A man, dressed in a button-down shirt, jeans and casual shoes, is sitting on the steps outside a house with his 17-year-old daughter. A small dog lounges nearby. Easy guitar music plays in the background.
“Governor, Dad?” the daughter, Caroline, says. “That’s a bit optimistic.”
“Why not?” the dad, GOP nominee for governor Charlie Baker, replies in the inaugural TV advertisement of his campaign. “With Bill Weld, we made Massachusetts number one in job creation.”
On the first day of the general election campaign, Baker is launching a warm 30-second spot with one of his children, portraying himself as a personable, socially moderate family man, who will bring fiscal responsibility to Beacon Hill.
A former top official in the administration of governor William F. Weld and a former chief executive of Harvard Pilgrim Health Care, Baker’s spot touts his career highlights — “saved Harvard Pilgrim from bankruptcy” — and policy positions in a lighthearted back-and-forth with Caroline.
Meanwhile, a Democratic-aligned super PAC released an attack ad against Baker, which says “as a health insurance CEO, Charlie Baker increased premiums by 150 percent while tripling his own salary to $1.7 million a year. Charlie Baker profits at our expense.”
The Baker campaign spot appears to be a play for female voters. When Baker ran for unsuccessfully for governor in 2010, he fell short among women by a whopping 24 percentage points, according to one post-election poll.
“You’re totally pro-choice and bipartisan,” Caroline says in the ad, as they sit on a bench outside and the words “100% Pro-Choice” appear on screen.
“Bipartisan leadership is what we need on Beacon Hill,” he replies.
Baker turns to the camera: “We can make Massachusetts great and create jobs,” he says.
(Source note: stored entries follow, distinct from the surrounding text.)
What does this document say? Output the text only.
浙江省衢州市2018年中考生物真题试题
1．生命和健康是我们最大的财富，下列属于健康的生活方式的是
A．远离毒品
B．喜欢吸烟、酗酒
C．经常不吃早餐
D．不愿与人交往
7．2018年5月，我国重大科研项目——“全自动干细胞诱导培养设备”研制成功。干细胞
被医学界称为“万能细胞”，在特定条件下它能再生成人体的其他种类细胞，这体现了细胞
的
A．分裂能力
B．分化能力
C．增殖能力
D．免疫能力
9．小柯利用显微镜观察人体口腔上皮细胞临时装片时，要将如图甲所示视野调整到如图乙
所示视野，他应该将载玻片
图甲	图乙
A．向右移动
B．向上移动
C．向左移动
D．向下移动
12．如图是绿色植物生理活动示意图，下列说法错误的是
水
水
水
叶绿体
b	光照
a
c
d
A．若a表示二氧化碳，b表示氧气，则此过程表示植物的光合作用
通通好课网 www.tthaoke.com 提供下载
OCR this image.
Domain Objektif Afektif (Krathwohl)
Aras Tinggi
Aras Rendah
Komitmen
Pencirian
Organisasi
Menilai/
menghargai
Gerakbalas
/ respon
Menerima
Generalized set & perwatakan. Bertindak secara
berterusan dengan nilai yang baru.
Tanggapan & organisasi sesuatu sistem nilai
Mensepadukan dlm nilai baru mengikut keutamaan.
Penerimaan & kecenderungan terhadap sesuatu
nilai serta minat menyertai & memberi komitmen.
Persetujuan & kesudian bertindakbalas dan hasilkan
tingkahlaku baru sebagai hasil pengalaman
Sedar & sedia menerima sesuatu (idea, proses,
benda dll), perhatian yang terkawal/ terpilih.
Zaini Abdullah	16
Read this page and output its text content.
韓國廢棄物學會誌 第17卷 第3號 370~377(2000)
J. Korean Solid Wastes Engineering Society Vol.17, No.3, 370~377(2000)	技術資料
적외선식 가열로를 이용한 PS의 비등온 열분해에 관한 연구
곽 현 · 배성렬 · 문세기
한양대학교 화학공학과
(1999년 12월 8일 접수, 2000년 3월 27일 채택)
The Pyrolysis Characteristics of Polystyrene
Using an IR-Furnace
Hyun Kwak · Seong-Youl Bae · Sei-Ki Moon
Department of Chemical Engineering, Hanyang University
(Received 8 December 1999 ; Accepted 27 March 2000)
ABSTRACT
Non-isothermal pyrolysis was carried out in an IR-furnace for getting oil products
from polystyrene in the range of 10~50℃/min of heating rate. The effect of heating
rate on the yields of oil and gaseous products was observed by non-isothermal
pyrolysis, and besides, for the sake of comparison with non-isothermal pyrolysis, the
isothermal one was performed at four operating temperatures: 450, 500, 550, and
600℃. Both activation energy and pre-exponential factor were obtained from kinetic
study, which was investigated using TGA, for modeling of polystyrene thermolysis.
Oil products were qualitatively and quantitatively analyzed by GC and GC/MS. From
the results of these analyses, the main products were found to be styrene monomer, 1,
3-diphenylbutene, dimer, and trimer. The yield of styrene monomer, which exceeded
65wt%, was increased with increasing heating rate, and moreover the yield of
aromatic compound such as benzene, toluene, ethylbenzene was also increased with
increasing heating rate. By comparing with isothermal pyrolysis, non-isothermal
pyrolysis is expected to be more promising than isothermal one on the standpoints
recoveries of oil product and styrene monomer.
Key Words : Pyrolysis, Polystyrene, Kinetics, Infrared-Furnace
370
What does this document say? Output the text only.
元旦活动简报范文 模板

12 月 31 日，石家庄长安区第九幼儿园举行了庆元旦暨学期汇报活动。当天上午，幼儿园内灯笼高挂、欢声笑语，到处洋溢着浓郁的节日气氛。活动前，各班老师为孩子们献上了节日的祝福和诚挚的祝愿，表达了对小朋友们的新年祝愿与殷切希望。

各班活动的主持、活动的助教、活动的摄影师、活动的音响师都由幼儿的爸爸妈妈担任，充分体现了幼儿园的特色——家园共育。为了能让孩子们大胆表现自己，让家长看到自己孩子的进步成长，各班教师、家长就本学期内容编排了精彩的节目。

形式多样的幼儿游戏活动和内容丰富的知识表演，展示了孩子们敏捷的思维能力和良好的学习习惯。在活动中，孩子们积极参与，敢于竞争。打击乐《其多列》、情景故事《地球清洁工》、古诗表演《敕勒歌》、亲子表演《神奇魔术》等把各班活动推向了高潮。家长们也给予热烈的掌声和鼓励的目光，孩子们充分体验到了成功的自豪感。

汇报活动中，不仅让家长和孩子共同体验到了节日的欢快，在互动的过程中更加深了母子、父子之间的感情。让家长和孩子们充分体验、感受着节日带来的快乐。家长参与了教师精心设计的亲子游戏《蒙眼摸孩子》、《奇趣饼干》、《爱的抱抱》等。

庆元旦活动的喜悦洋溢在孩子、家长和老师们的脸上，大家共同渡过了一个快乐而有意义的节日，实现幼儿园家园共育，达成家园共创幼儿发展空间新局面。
How? Controlling spending, lowering taxes and requiring work for welfare, he explains.
Then, the dad and the daughter are back on the steps. The dog is gone, but the upbeat music remains.
“More jobs?” Caroline asks. “Pretty confident, huh, Dad?
Baker says it’s no problem: “I’ve done it before.”
When he ran in 2010, Baker campaigned under the bitter mantra, “Had Enough?” — trying to tap into that year’s roiling national discontent with the status quo.
This run, Baker said he is campaigning as his true self: sunny and optimistic about a great future for the state.
While the Baker spot jams a lot of information into a short period of time, it manages to hit almost all the major themes of his bid.
The ad, which the Baker campaign said would be seen widely on Boston broadcast television in the coming week, is poised to contrast with spots attacking Baker that analysts expect to begin imminently.
On Tuesday, Baker comfortably won a GOP primary victory. He’ll face Democrat Martha Coakley and independent candidates Scott Lively, Evan Falchuk and Jeff McCormick in November.
The super PAC, Mass Independent Expenditure Political Action Committee, which created the attack ad, is funded by powerful local unions and the Democratic Governors Association, according to a disclosure in the TV spot, which is set to be backed by about $1 million and air from Sept. 10-19. The ad is part of an expected multi-million dollar effort to knock Baker and boost the Democratic nominee.